Antes de tudo, quero agradecer o convite deste blog para escrever sobre um tópico tão interessante quanto para maximizar as oportunidades e minimizar ameaças em um projeto com vista a uma retorno efetivo. Para fazer isso, nesta primeira contribuição, quero destacar o grande potencial que o uso das estatísticas nos oferece.

Muitas vezes pensa-se que as estatísticas apenas envolvem o resumo dos dados coletados de eventos que foram apresentados no passado (estatística descritiva) para análise; no entanto, também se concentra no cálculo da probabilidade de que algo aconteça no futuro (inferência estatística ou estatísticas inferenciais).

Estatística descritiva e inferencial na gestão de riscos – exemplo

Através de um exemplo simples, mostro-lhe como o uso de informações passadas (que muitas vezes faz parte dos ativos organizacionais da empresa) pode nos ajudar a tomar decisões sobre eventos futuros.

Para isso, imaginemos o caso de Enrique, Gerente de Projeto do projeto de construção de uma usina de mineração concentradora localizada nas montanhas do Peru (projeto de 12 meses), cujo objetivo é gerar ganhos e, nesse caso, focou seu interesse em avaliar os custos Ovewrhead do projeto, entre os quais o contrato de seguro para toda a frota de veículos de transporte. Enrique considera que é uma despesa elevada dado que os motoristas são capacitados e treinados. Vamos ver os seguintes dados:

Estatística descritiva e inferencial na gestão de riscos

Estatística descritiva e inferencial na gestão de riscos – tabela de acidentes

Uma análise das companhias de seguros locais revela que a menor oferta de cobertura de até US $ 10.000 por veículo representa uma taxa anual de $ 5.000 para a frota de carros com um prêmio de US $ 150.

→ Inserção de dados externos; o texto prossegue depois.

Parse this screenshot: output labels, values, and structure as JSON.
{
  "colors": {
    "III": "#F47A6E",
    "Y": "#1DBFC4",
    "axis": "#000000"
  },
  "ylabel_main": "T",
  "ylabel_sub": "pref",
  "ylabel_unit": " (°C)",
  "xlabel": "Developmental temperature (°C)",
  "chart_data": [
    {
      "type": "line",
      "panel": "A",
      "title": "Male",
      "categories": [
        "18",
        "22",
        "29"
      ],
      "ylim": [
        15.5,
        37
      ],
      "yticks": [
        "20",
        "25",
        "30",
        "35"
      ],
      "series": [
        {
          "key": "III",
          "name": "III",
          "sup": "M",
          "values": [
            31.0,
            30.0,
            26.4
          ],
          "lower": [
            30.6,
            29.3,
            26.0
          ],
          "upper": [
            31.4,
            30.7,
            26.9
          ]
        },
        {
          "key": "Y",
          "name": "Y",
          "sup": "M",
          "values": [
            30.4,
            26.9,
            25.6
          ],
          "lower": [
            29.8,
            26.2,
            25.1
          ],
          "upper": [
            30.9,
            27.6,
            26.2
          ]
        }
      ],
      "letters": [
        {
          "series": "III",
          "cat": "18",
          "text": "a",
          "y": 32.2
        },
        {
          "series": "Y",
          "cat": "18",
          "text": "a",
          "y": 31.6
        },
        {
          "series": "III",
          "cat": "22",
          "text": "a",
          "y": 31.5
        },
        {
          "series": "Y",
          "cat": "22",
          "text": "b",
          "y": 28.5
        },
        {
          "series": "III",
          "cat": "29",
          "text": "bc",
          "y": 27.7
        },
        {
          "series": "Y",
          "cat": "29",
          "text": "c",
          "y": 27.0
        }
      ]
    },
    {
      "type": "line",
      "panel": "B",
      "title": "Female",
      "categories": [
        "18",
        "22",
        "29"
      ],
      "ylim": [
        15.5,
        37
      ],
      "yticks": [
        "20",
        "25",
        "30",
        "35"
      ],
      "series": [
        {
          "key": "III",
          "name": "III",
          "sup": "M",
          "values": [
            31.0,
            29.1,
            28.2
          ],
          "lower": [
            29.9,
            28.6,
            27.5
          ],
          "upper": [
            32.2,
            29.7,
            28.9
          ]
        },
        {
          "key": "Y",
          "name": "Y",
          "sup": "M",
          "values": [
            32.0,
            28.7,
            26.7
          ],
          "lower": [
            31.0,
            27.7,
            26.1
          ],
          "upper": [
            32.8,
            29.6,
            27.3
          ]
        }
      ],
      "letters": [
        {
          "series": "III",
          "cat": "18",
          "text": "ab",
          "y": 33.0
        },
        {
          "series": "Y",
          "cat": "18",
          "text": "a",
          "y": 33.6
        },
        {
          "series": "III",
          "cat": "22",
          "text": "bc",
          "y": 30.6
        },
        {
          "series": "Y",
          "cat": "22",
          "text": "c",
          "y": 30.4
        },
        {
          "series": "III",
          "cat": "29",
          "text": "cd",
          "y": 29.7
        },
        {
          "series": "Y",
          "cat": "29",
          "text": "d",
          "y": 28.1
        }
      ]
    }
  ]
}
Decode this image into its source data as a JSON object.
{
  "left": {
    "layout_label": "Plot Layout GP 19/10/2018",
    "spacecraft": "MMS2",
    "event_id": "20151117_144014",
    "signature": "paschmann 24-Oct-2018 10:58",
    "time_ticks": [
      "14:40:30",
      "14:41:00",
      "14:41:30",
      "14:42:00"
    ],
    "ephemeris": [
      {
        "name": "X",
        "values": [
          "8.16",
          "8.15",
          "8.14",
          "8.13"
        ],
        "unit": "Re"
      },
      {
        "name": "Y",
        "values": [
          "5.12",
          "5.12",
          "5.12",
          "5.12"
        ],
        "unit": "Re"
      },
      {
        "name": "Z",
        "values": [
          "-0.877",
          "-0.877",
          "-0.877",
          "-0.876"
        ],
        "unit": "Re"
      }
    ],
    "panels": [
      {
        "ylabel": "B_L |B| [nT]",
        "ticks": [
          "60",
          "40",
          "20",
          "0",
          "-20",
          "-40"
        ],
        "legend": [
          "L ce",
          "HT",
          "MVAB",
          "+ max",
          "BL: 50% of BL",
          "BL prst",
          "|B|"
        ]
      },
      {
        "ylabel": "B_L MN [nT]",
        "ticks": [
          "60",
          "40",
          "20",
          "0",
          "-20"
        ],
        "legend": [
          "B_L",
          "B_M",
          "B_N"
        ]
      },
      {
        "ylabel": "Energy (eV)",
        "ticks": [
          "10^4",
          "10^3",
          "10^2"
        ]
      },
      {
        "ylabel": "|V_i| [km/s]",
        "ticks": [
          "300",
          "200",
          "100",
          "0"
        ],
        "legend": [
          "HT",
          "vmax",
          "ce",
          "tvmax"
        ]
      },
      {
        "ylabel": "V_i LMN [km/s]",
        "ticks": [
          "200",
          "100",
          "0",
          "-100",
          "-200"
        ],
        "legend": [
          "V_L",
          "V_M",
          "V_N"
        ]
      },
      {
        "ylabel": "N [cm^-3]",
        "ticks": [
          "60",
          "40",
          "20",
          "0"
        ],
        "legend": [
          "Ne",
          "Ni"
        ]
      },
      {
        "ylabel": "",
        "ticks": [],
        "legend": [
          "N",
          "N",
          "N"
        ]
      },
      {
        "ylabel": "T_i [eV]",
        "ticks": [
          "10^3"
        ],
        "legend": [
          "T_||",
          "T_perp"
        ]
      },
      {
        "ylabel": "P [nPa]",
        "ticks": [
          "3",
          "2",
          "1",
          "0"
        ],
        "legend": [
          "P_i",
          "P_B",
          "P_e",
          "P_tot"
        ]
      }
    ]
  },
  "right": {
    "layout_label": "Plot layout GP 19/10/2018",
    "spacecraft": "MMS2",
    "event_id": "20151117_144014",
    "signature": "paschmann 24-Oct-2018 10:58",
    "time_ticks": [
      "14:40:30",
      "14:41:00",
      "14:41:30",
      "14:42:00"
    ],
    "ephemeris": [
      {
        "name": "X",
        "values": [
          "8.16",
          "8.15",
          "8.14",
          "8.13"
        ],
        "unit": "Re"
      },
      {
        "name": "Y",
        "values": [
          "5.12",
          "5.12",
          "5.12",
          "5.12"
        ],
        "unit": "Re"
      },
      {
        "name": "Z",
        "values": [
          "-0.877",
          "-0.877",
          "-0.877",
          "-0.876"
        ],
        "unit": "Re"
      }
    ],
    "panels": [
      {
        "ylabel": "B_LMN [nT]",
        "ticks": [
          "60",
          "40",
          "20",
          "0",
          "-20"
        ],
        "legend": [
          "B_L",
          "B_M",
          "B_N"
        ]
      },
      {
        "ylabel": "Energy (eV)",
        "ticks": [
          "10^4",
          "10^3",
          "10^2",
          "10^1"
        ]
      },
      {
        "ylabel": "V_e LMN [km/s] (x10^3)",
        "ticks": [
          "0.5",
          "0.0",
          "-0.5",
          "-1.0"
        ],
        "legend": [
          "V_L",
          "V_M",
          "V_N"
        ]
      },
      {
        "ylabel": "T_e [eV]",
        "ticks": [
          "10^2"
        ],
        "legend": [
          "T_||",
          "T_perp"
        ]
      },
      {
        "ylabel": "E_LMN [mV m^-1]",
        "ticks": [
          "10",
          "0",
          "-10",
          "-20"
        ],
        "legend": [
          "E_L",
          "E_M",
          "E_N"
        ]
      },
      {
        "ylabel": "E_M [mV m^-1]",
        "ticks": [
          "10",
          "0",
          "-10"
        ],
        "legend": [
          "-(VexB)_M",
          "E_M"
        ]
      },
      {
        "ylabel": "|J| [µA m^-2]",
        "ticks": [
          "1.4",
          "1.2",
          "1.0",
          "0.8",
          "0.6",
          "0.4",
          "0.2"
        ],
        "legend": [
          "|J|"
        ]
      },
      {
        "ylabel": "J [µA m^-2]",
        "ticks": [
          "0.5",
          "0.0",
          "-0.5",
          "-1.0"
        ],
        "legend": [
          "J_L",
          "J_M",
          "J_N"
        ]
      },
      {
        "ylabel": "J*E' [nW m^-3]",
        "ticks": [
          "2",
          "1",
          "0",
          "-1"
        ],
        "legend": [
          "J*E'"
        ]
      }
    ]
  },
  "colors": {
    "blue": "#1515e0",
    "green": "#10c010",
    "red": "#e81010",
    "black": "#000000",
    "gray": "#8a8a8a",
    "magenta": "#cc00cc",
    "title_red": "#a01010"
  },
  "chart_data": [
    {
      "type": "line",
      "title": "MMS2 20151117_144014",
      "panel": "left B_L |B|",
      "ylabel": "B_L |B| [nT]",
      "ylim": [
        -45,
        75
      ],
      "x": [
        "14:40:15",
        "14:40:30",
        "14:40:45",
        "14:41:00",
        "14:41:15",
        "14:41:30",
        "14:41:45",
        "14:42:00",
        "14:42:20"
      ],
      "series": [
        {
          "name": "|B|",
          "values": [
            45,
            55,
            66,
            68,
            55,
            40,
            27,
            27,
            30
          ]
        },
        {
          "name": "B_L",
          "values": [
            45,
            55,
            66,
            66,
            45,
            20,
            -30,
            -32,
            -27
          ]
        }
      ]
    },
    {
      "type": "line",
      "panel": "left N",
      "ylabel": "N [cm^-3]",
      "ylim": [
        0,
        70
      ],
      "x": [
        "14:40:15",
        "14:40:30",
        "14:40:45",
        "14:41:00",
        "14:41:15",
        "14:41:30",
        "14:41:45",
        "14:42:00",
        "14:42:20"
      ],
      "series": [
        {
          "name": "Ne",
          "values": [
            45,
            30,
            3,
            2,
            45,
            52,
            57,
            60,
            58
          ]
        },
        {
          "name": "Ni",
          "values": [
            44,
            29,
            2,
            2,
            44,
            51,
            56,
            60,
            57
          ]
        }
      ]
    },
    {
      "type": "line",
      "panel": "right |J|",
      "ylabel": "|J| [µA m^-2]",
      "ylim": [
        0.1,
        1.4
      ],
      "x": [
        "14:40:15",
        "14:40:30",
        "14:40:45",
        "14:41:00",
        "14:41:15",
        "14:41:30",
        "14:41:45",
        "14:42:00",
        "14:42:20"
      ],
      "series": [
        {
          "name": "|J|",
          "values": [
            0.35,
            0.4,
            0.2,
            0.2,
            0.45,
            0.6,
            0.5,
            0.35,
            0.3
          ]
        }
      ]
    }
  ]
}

Uma análise de acidentes nos últimos sete anos de motoristas treinados e não treinados mostra que houve 24 acidentes em que havia necessidade de recorrer ao seguro, com base nos seguintes custos relatados pelo seguro:

Estatística descritiva e inferencial na gestão de riscos

Estatística descritiva e inferencial na gestão de riscos – distribuição de Poisson

Como Enrique pode usar essa informação para decidir se é aconselhável contratar o seguro? Vale a pena salvar considerando o risco? Quantos acidentes seriam equivalentes ao custo do prêmio anual de acordo com esse cenário?

Estatística descritiva e inferencial na gestão de riscos – Análise para tomada de decisão

Primeiro, para fazer uma estimativa que leva em conta o valor médio de um fenômeno aleatório considerando as probabilidades, Enrique passa a encontrar o valor esperado (monetário), assumindo o valor mais caro na faixa. Esse valor permitirá que você defina um custo por acidente.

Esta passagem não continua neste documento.